Moisturizers. One with ceramides is the best prospect. These are accessible over the counter and by prescription. Otherwise, a good moisturizer, fragrance-free cream, or ointment such as petroleum jelly, when used several times daily, will assist your baby’s skin to maintain its natural moisture. Apply directly after a bath.

A lukewarm bath. This hydrates and provides cool relief for the skin. It may also ease itching. Make sure the water isn’t too to hot causing discomfort or injury. Keep the bath short — no longer than 10 minutes. To soothe itchiness, even more, you should try adding oatmeal soaking products to your baby’s tub.

Use mild, unscented body and laundry soaps. Deodorant, perfumed and antibacterial soaps can be rough on a baby’s sensitive skin.

Clean carefully.

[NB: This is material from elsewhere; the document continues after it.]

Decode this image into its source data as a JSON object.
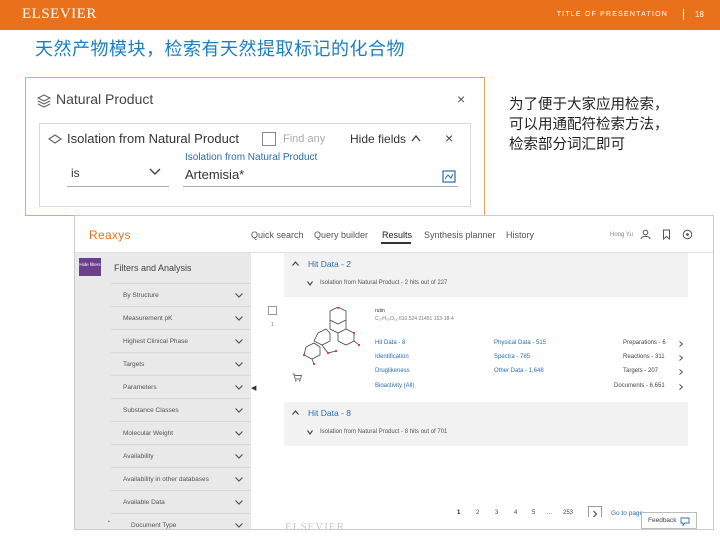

Use soap only in areas where your infant may be dirty, such as the hands, genitals, hands, and feet. You’ll only need to rinse off the rest of your child’s body.

Dry off. Pat skin dry. Don’t rub the skin with the towel.

Dress your child for comfort. Providing loose clothing that does not irritate the skin by rubbing against it. Softer materials such as cotton help to sooth the skin

Regularly wash new clothes before you put them on your baby. New clothing can have different factory/manufacturing chemicals as well as a composite from the warehouse and packaging. Use a gentle. Mild and fragrance-free detergent.

To keep your little one comfortable, don’t overdress her or use an excessive amount of blankets. If she gets sweaty from being too hot, that can trigger an eczema flare.

What should I do about itching?
Try to keep your infant from scratching her itchy skin. Scratching can make the rash worse, lead to an infection, and cause the irritated skin to get thicker and more leathery.

Cut and trim your baby’s nails regularly, and then take the edge off of them with a file if you can. Some parents also put “scratch mittens” onto their child’s hand to prevent scratching. You can even try long socks, tucked in beneath a long-sleeved shirt, so they’re difficult for a baby to remove.

Some over-the-counter medications, such as hydrocortisone creams and ointments, are primarily used to reduce itching and inflammation and swelling. Review the instructions and don’t apply them for extended periods of time (over a week), or they can thin the skin in the impacted area.

There are also medicines that need a doctor’s prescription if other treatments don’t work.

When to Call a Physician
Make the call if your child’s eczema does not begin to improve within a week of starting over-the-counter hydrocortisone creams. It may be an indication that prescription medicine is needed.

Also, check with your doctor if yellow or light brown crust or pus-filled blisters appear on top of eczema. This could be the symptom of a bacterial infection that requires antibiotics.

You should call your physician if your baby is near anyone who has cold sores or genital herpes. Eczema can increase the likelihood of your child picking up those germs.